A Yağmur TUNALI
Askerde yemeğe ” Tanrımıza hamdolsun!” diye başlanır ya..
Habertürk’de, bu saatte biraz dinlemek gafletinde bulunduğum bir grup insan, “Bu yanlış düzeltilmeli ..” dedi.
“Allah” denmezse Allah sayılmazmış.
Bu cehalete ne denir bilmem ki?
Allah İslam’dan önce de Arapça’da vardı.
Bizdeki özel anlamı kazanmadan ve böyle özel isim olmadan da Tanrı gibi tapınılacağı ifade ederdi.
Önce bu bilinsin.
Sonra, her müslüman ülkenin dilinde hem Allah, hem de kendi dillerinde karşılığının olmasına ne mani var?

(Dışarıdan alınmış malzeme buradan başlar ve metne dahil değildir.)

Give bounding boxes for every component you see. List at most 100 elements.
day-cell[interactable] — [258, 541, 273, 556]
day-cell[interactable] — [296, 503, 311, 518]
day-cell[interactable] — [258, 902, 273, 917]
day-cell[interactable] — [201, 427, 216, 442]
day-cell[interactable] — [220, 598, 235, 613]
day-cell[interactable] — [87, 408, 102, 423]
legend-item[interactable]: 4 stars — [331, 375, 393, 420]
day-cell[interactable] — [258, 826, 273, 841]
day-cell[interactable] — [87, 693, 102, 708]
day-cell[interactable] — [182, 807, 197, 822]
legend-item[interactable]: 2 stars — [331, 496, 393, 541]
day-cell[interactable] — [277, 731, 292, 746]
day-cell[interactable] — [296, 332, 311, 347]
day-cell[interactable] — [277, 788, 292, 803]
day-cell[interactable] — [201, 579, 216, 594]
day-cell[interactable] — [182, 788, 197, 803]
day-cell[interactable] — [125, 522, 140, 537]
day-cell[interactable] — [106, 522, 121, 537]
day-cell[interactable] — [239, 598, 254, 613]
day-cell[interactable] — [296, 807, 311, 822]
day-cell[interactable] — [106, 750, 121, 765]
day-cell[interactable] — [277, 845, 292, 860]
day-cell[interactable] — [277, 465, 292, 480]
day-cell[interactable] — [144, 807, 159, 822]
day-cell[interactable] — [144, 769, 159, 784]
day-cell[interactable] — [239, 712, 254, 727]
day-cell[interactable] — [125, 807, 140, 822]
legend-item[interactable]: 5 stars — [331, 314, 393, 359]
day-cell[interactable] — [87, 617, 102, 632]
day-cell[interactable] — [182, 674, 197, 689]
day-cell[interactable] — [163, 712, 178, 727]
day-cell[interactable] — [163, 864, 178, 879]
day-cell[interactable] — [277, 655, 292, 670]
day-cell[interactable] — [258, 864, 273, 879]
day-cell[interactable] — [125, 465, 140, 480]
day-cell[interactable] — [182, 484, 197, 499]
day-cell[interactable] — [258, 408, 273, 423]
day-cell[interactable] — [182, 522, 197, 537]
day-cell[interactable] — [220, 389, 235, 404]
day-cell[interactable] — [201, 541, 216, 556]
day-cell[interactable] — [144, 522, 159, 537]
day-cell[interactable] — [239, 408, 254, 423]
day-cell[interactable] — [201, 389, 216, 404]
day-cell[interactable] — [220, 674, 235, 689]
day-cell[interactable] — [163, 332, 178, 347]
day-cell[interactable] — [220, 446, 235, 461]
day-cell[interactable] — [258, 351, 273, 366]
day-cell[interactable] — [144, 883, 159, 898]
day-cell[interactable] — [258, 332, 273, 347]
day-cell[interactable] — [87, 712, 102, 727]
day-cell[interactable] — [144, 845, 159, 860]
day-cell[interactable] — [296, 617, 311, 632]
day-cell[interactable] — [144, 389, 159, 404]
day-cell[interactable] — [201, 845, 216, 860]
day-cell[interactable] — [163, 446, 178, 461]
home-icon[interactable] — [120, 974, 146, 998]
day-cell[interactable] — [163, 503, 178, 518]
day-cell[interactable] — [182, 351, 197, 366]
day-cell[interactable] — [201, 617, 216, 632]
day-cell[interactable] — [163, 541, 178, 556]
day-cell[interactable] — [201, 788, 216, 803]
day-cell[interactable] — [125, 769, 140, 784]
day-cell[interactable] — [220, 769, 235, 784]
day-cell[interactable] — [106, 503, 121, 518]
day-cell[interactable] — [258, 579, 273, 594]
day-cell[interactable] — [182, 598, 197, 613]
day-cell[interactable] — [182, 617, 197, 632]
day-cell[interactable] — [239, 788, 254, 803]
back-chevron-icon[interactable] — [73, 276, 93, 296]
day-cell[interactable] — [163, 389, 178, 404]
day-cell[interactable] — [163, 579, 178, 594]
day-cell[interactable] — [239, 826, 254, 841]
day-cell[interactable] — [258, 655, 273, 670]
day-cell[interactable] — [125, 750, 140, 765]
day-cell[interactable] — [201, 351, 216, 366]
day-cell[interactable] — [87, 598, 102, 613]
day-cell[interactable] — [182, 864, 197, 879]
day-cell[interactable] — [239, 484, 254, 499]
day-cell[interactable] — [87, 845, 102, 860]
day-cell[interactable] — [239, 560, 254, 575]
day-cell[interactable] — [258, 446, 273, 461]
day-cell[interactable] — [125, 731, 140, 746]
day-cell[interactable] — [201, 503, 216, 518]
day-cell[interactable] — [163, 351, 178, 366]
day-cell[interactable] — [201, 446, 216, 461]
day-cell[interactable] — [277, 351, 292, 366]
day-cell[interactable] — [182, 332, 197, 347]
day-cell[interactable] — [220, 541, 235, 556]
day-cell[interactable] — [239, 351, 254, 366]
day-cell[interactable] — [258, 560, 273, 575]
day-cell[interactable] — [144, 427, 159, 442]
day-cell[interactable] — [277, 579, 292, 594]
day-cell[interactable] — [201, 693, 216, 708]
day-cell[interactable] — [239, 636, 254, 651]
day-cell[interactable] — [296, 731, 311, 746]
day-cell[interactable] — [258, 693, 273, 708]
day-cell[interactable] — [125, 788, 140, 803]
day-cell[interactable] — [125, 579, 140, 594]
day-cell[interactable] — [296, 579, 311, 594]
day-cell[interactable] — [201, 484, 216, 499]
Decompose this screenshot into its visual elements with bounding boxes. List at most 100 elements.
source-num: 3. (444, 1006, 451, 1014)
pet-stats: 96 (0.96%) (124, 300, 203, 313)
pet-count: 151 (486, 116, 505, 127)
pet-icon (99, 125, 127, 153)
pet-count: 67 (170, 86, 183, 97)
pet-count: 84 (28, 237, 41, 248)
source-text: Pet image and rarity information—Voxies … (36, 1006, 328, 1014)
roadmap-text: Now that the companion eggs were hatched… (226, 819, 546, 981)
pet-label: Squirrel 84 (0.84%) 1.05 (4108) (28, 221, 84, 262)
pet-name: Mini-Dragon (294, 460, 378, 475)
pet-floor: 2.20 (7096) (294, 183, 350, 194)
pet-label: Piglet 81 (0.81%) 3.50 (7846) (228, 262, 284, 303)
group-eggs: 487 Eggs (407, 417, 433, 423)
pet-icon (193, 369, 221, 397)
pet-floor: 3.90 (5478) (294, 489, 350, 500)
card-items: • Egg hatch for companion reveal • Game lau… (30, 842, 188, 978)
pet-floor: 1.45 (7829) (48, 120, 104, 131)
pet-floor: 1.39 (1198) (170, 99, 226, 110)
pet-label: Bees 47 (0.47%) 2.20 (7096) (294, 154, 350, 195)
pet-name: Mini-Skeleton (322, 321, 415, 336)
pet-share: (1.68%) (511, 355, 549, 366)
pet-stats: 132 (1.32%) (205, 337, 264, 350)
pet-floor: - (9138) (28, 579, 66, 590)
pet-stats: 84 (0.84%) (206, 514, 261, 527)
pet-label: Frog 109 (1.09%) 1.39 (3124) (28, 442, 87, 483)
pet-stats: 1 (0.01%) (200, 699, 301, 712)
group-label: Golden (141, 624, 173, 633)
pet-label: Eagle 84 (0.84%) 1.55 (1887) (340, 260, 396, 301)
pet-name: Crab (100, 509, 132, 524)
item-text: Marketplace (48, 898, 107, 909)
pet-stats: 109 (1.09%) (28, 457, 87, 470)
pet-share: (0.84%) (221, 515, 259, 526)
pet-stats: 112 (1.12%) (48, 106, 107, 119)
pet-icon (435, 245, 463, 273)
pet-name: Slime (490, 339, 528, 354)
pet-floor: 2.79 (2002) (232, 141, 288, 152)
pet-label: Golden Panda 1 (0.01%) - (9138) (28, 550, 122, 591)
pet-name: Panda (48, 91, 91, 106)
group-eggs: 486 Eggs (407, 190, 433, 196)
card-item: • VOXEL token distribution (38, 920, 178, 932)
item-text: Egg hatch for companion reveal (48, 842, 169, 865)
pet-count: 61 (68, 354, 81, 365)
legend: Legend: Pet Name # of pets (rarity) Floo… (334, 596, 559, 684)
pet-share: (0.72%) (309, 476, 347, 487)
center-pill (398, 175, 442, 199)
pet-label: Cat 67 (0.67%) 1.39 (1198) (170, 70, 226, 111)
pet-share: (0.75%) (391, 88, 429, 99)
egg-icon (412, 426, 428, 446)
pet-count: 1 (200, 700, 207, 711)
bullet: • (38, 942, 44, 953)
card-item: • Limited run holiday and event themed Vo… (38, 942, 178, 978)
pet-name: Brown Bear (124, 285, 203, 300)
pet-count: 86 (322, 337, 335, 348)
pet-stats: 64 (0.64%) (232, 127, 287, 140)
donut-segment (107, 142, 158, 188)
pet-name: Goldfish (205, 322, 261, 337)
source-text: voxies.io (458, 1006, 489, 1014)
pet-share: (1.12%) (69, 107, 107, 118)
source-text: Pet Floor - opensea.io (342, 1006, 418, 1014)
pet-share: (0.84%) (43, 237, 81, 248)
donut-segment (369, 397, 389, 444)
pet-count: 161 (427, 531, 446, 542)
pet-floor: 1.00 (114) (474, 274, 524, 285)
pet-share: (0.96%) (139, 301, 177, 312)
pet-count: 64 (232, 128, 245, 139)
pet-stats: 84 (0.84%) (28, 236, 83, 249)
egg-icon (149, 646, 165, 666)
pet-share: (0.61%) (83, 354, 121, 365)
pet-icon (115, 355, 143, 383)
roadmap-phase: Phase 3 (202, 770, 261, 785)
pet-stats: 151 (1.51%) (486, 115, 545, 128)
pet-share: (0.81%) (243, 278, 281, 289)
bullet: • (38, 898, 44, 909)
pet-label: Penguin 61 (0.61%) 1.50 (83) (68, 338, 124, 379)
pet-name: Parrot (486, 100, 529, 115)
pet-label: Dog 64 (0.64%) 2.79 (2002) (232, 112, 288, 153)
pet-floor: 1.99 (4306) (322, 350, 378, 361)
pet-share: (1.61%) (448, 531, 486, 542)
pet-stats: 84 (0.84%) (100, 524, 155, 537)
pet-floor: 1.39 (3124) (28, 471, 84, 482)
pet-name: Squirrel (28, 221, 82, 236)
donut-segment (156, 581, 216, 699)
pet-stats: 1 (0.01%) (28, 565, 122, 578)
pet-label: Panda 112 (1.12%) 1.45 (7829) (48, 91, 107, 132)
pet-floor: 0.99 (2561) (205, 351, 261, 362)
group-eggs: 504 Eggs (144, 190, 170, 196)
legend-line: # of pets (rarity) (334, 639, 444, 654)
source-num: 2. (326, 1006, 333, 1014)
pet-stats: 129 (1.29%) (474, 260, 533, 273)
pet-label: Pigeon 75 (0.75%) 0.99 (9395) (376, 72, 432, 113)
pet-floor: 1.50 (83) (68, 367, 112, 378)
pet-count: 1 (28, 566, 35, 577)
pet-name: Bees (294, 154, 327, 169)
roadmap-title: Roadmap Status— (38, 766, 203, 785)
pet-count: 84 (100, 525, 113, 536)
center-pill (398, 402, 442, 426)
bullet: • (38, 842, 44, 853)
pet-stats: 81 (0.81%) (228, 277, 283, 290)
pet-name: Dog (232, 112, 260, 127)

İlla, herşeyi Arapça mı söyleyeceğiz?
Nitekim, İranlılar “Hüda” derler.
Araplar, “Allah’tan başka Rab ve benzeri kelimeler de kullanırlar.
Biz de, en çok “Yâ Rabbi” diye dua etmez miyiz?
Türkçesi Tanrı’dır.
Bu herif-i nâ-şerifler Süleyman Çelebi Mevlid’ini de değiştirsinler.
Hazret, Allah’a “Çalab”, peygambere ” Yalvaç” der.
Çünkü Türkçe öyle denirdi.
Mevlid’de, Yunus Emre’de ve pek çok şiirde, eski metinde çok sayıda Tanrı geçer.
Mevlid’in ilk mısralarında:
“Her kim ana irdi irdi Tanrı’ya
Tanrı didarını gördü bi-riya”
der.
***
Sonra:
“Tanrı’dan Cebrail’e emr oldu yap
Tamu kapusun götürgil heybeti”
der.
***
Yunus:
“Müslümanım diyen kişi
Doğru dur başını kaldır
Tanrı buyruğun tutuban
Nefis düşmanındır, öldür”
der.
***
Yine Yunus:
“Kend-özün beğenen asi olur
Asi kullar Çalap’ın nesi olur”
***
Bu örnekler onlarca cild tutar.
Biz Allahımıza, Çalap da Tanrı da deriz.
Rab de, Hüda da deriz.
“Tanrımıza hamdolsun! Milletimiz vâr olsun!” bizim duamızdır.
Ona bari dokunmayın!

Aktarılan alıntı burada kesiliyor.